US Surgeons Complete 61-Day Experiment: Transplant Pig Kidney into Brain-Dead Human.
Washington, USA – September 15, 2023 – US surgeons have completed an experimental procedure where they transplanted a genetically modified pig kidney into a brain-dead patient, marking a significant breakthrough in the field of cross-species transplants.
The 61-day experiment, conducted by the New York University Langone Transplant Institute, is part of ongoing research to advance xenotransplantation techniques, primarily utilizing donated bodies for scientific purposes.
Addressing Organ Shortages
The United States currently has over 103,000 people awaiting organ transplants, with 88,000 individuals in need of kidneys.
This groundbreaking experiment offers hope for addressing organ shortages and saving lives.
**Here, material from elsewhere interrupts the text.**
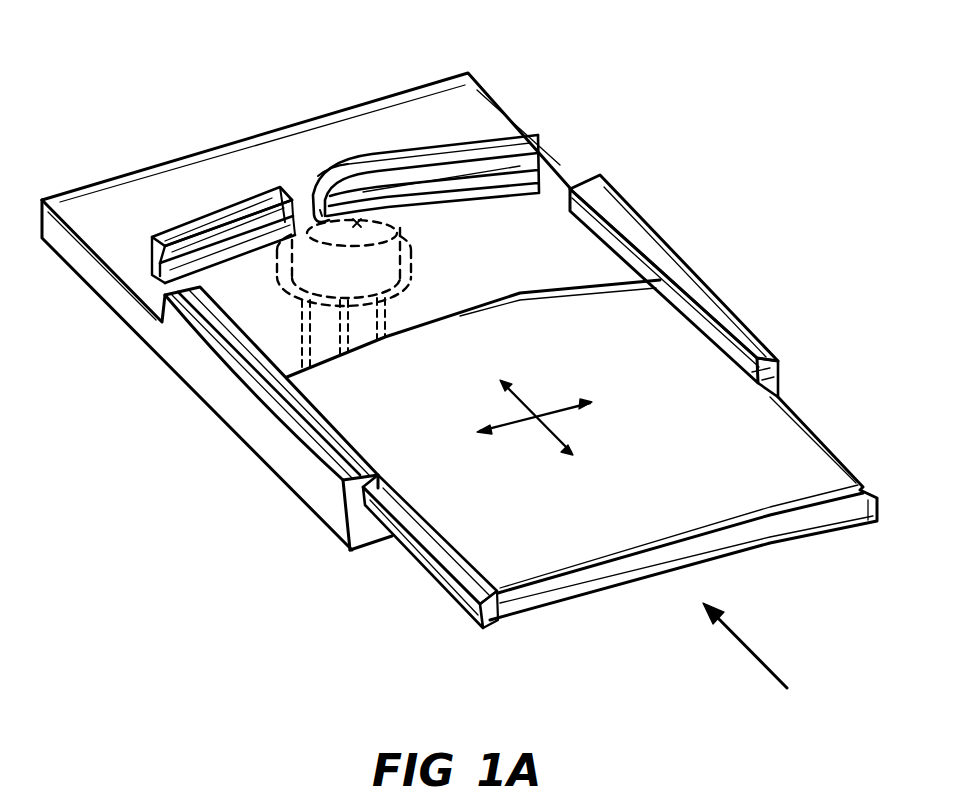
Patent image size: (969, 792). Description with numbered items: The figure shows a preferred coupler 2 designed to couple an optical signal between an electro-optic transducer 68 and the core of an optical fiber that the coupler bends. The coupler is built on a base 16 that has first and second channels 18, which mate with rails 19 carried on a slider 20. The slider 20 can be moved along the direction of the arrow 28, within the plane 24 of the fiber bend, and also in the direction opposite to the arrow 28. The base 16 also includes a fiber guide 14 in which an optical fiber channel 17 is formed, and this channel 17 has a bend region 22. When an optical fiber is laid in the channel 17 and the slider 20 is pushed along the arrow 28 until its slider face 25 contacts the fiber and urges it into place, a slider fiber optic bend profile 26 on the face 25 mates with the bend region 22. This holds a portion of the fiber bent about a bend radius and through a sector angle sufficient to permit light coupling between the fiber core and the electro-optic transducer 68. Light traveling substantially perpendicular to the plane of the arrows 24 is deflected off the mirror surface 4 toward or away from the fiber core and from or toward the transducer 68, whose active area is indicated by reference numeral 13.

Dr. Robert Montgomery, the director of the New York University Langone Transplant Institute, expressed optimism about the results.
He stated, “We have learned a great deal throughout these past two months of close observation and analysis, and there is great reason to be hopeful for the future.” This marks the fifth xenotransplant performed by Dr. Montgomery, who previously conducted the world’s first genetically modified pig kidney transplant in September 2021.
Overcoming Rejection Challenges
To overcome rejection challenges, the research team “knocked out” a specific gene responsible for alpha-gal, a biomolecule often targeted by human antibodies. This modification prevented immediate rejection.
The donor pig used in the experiment was from a herd cultivated by Revivicor, a biotech company based in Virginia. The FDA has approved this herd as a source of meat for individuals with alpha-gal allergies, which are caused by certain tick bites.
Pigs as Ideal Donors
Pigs are considered ideal donors for humans due to factors such as organ size, rapid growth, large litter, and their existing role as a food source. Previous xenotransplantation efforts focused on primates, with limited success.
While these advancements hold great promise, they also raise ethical concerns.
Recent research in China involving hybrid pig-human kidneys in pig embryos stirred debate, as some human cells were found in the pigs’ brains, sparking discussions about the ethical boundaries of cross-species transplantation.
Xenotransplantation remains a field of great potential in addressing organ shortages, and further research and ethical discussions will be crucial as this science continues to progress.